EPO DECISION T 1024/18
In our previous article, we reported an EPO Technical Board of Appeal decision, T 1989/18, that found there to be no legal basis for the long-established practice of requiring applicants to amend the description of their European patent applications prior to grant so that they conform with the allowed claims of the application.
However, in this decision (T 1024/18), a different Board of Appeal has effectively overturned the earlier decision, concluding that amending the description is necessary to meet the support requirement of Art. 84 EPC.
Background
Following T 1989/18, many applicants of European patents were of the view that Examining (and Opposition) Divisions could no longer require them to amend the descriptions of their applications prior to grant, so that they conform with the claims.
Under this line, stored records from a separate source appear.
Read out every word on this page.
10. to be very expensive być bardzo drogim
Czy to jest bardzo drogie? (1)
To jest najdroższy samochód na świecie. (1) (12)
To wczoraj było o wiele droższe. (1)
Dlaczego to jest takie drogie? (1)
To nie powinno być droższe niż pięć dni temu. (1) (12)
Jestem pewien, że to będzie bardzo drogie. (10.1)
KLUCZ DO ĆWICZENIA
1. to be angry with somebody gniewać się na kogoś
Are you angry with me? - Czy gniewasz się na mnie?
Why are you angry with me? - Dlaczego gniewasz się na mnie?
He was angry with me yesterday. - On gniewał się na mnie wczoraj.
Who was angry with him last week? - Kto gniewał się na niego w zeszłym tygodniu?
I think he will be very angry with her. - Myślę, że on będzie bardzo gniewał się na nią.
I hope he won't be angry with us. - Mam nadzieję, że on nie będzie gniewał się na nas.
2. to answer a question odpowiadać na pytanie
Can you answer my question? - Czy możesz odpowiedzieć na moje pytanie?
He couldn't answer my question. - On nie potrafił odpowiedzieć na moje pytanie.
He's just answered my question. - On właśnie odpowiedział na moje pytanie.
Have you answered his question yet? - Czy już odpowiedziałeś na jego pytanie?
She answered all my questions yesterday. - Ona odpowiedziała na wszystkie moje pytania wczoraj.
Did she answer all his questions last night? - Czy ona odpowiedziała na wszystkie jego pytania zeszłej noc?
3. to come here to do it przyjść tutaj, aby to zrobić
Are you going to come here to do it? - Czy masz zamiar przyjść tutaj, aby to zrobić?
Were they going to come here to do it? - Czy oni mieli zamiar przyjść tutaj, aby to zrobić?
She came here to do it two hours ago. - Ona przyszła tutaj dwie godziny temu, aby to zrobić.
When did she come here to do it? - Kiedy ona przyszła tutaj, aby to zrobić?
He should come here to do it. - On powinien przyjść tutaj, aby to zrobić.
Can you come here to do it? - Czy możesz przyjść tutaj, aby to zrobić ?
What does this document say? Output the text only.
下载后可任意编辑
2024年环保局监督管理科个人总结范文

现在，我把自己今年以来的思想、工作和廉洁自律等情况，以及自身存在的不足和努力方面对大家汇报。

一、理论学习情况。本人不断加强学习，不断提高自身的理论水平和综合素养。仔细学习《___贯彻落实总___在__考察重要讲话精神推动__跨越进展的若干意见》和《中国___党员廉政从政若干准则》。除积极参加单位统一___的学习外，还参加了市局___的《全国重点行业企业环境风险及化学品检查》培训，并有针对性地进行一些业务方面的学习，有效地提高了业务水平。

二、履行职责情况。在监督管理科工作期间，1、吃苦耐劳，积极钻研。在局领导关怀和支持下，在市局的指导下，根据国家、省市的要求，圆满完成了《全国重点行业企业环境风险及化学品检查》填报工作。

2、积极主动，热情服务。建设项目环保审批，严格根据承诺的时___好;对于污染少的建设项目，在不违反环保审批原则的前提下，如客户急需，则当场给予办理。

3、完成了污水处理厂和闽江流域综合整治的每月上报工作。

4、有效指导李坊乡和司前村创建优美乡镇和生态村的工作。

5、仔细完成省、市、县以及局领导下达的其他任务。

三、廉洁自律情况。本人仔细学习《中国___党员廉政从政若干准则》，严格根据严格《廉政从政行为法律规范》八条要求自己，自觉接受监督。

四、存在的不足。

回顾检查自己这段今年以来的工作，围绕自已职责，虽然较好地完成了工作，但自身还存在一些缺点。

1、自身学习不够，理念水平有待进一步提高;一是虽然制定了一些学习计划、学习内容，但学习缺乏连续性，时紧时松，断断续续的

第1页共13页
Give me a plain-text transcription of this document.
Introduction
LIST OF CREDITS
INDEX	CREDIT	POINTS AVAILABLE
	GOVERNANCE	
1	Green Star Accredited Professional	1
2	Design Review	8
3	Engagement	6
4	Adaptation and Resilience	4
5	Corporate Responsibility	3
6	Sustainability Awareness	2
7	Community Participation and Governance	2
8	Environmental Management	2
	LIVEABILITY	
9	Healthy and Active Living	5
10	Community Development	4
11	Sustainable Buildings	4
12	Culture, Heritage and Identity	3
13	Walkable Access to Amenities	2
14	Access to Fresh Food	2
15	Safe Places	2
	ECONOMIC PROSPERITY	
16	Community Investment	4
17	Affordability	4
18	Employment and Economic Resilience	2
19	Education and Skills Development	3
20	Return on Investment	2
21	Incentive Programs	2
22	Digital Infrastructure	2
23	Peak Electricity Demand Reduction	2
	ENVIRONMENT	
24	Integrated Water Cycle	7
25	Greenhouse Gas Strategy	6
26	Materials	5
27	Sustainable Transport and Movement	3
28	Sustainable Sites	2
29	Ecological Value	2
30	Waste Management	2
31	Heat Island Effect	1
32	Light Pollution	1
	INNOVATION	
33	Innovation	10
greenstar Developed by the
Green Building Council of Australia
By contrast, the 2022 version of the EPO Guidelines for Examination did not appear to dispense with this requirement and many Examination Reports were noting the issuance of Decision T 1989/18, but expressing the view that this decision was not in line with established EPO Case Law and is an “isolated decision”.
T 1024/18
The question of the legal basis for requiring applicants to remove unclaimed subject matter from descriptions of European patent applications has recently been revisited in T 1024/18.
T 1989/18 focussed on the question of whether a description of a European patent application which contains unclaimed embodiments causes a lack of clarity of the claims.
Whilst the Board in T 1024/18 agreed that an unamended description did not necessarily render the claims unclear, they noted that Art. 84 EPC has three distinct and equally important requirements: clarity, conciseness and support. In their decision, the Board stated that the “criterion that the claims be “supported by the description” is not in any way subordinate to the requirement of “clarity” of the claims, but is a requirement in its own”.
Turning to the assessment of the requirement of support, the Board considered that a description that only in part supported the claims (while the rest of the description may give a different or contradictory meaning to the claims) would negate the general meaning of the term “supported by the description”.
The Board noted that inconsistencies between the description and the claims could result in diverging interpretations of the claims, particularly in proceedings in EPC member states, and should be avoided where possible.
Thus, it was concluded that when the claims of a European patent application are amended, the description must also be amended to be made consistent with the claims, such that the reader is not presented with any conflicting information. For example, embodiments of the invention which are not claimed should be deleted or clearly marked as not falling within the scope of the invention.
Comment
Whilst applicants may have been hopeful that T 1989/18 signalled an end to the requirement of description amendments, T 1024/18 appears to have extinguished this possibility.
Although in practice, the EPO did not seem to be following T 1989/18, the later Board of Appeal decision in T 1024/18 could be viewed as the nail in the coffin to this “isolated decision”.